We cannot say, therefore, that a building is either Gothic or not Gothic in form, any more than we can in spirit. We can only say that it is more or less Gothic, in proportion to the number of Gothic forms which it unites.
§ LXXX. There have been made lately many subtle and ingenious endeavors to base the definition of Gothic form entirely upon the roof-vaulting; endeavors which are both forced and futile: for many of the best Gothic buildings in the world have roofs of timber, which have no more connexion with the main structure of the walls of the edifice than a hat has with that of the head it protects; and other Gothic buildings are merely enclosures of spaces, as ramparts and walls, or enclosures of gardens or cloisters, and have no roofs at all, in the sense in which the word “roof” is commonly accepted. But every reader who has ever taken the slightest interest in architecture must know that there is a great popular impression on this matter, which maintains itself stiffly in its old form, in spite of all ratiocination and definition; namely, that a flat lintel from pillar to pillar is Grecian, a round arch Norman or Romanesque, and a pointed arch Gothic.
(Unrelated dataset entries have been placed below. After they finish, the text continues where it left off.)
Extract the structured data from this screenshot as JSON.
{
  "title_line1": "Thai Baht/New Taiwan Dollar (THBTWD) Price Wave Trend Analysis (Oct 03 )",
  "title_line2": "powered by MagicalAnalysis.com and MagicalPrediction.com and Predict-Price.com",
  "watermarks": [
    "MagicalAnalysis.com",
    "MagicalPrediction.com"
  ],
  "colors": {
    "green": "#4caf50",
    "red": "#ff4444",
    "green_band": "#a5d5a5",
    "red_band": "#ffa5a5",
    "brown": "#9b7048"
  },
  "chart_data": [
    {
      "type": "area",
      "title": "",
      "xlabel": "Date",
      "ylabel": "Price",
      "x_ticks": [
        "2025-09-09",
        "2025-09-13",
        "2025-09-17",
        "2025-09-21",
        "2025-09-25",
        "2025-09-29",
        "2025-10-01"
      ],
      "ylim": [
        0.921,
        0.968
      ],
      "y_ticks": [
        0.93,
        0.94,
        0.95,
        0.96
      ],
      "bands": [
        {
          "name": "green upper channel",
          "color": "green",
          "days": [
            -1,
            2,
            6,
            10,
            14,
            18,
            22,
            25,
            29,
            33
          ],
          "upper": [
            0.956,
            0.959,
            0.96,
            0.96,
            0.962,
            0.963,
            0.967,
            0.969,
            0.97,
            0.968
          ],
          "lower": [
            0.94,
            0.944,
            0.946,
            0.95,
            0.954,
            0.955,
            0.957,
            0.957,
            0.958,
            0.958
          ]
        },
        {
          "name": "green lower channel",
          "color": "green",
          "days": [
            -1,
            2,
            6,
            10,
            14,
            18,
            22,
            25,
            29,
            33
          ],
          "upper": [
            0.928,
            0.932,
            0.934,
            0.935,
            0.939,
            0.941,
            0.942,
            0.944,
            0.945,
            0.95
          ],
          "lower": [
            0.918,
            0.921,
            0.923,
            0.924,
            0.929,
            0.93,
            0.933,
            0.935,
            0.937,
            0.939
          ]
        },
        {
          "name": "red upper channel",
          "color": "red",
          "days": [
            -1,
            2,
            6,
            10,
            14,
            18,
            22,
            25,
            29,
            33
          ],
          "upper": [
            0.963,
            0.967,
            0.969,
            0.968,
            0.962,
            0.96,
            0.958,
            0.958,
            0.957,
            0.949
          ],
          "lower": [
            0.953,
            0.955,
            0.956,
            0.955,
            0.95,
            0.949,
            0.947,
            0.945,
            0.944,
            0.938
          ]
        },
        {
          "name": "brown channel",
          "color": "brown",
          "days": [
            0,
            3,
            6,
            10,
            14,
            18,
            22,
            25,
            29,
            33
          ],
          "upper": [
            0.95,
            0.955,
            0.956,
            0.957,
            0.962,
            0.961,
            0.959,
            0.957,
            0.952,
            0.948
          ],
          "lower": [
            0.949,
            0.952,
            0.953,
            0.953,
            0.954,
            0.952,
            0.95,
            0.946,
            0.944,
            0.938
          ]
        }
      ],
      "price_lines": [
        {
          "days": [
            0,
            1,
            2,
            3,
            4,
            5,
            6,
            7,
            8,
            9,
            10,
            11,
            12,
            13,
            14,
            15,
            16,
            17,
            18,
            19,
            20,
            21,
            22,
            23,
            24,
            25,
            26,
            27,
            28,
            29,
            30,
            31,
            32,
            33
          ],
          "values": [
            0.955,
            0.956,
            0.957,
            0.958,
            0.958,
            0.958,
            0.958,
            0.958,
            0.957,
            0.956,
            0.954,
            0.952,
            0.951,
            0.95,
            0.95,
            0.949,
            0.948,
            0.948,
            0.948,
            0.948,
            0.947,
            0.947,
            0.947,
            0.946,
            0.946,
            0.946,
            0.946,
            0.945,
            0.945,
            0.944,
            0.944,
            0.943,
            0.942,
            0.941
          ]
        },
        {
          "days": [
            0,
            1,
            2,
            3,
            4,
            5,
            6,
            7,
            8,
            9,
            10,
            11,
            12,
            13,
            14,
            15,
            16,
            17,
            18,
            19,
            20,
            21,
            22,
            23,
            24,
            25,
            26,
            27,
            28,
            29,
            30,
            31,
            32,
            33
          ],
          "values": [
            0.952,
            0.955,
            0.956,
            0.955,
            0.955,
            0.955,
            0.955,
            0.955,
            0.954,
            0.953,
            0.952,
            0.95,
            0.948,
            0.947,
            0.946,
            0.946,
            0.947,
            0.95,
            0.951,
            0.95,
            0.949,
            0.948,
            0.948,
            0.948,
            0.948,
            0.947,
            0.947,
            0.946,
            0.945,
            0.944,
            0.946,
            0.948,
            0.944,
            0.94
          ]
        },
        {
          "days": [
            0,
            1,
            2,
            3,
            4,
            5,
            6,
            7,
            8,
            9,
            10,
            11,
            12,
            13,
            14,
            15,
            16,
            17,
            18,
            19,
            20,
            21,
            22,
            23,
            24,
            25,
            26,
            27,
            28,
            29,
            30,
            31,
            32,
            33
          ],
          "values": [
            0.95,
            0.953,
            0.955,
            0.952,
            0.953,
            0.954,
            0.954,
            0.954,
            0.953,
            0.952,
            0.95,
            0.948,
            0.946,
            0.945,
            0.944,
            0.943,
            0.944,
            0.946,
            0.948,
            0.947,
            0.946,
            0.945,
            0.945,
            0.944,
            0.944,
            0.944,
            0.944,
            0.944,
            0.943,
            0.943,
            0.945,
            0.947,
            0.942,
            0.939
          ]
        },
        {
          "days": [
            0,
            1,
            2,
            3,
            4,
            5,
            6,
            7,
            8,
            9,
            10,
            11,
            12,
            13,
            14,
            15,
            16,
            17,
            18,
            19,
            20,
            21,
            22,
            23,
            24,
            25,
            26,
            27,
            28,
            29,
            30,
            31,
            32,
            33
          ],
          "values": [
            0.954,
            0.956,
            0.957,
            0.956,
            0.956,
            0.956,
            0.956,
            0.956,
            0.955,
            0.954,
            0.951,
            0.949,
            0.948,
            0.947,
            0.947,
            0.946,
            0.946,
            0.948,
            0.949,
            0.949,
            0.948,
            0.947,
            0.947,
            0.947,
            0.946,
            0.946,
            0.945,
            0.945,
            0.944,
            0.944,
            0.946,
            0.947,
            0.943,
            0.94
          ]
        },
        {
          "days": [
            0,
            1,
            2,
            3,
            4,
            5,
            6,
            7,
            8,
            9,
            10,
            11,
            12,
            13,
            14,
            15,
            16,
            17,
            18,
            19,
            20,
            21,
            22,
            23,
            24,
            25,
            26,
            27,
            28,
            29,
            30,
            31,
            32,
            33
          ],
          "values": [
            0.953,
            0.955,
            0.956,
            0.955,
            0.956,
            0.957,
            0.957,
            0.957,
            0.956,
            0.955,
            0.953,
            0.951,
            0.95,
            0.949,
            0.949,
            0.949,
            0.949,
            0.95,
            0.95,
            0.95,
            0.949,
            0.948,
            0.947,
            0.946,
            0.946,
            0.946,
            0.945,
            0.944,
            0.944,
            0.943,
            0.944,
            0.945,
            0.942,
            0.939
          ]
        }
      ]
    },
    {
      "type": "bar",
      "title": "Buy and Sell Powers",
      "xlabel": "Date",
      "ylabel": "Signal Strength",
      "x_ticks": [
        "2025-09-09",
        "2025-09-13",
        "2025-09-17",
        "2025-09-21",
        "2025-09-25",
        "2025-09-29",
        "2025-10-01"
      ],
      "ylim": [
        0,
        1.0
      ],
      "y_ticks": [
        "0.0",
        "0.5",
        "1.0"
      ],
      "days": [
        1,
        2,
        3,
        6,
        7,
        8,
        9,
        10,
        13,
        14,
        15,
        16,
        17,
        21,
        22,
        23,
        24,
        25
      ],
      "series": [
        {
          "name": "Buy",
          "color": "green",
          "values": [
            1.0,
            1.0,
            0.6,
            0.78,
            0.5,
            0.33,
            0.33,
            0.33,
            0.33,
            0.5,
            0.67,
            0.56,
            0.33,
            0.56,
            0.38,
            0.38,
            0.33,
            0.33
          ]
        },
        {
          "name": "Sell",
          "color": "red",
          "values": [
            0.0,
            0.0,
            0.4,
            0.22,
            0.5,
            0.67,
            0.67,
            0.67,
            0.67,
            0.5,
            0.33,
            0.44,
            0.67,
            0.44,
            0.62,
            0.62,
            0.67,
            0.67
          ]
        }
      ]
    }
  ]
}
And the old popular notion, as far as it goes, is perfectly right, and can never be bettered. The most striking outward feature in all Gothic architecture is, that it is composed of pointed arches, as in Romanesque that it is in like manner composed of round; and this distinction would be quite as clear, though the roofs were taken off every cathedral in Europe. And yet, if we examine carefully into the real force and meaning of the term “roof” we shall perhaps be able to retain the old popular idea in a definition of Gothic architecture which shall also express whatever dependence that architecture has upon true forms of roofing.
§ LXXXI. In Chap. XIII. of the first volume, the reader will remember that roofs were considered as generally divided into two parts; the roof proper, that is to say, the shell, vault, or ceiling, internally visible; and the roof-mask, which protects this lower roof from the weather. In some buildings these parts are united in one framework; but, in most, they are more or less independent of each other, and in nearly all Gothic buildings there is considerable interval between them.
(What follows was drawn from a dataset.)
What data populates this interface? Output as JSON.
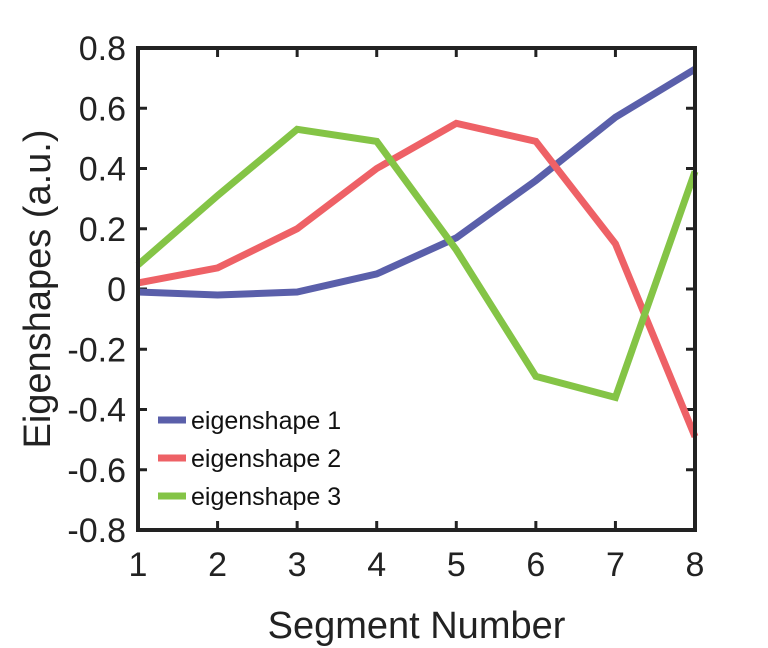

Now it will often happen, as above noticed, that owing to the nature of the apartments required, or the materials at hand, the roof proper may be flat, coved, or domed, in buildings which in their walls employ pointed arches, and are, in the straitest sense of the word, Gothic in all other respects. Yet so far forth as the roofing alone is concerned, they are not Gothic unless the pointed arch be the principal form adopted either in the stone vaulting or the timbers of the roof proper.
I shall say then, in the first place, that “Gothic architecture is that which uses, if possible, the pointed arch in the roof proper.” This is the first step in our definition.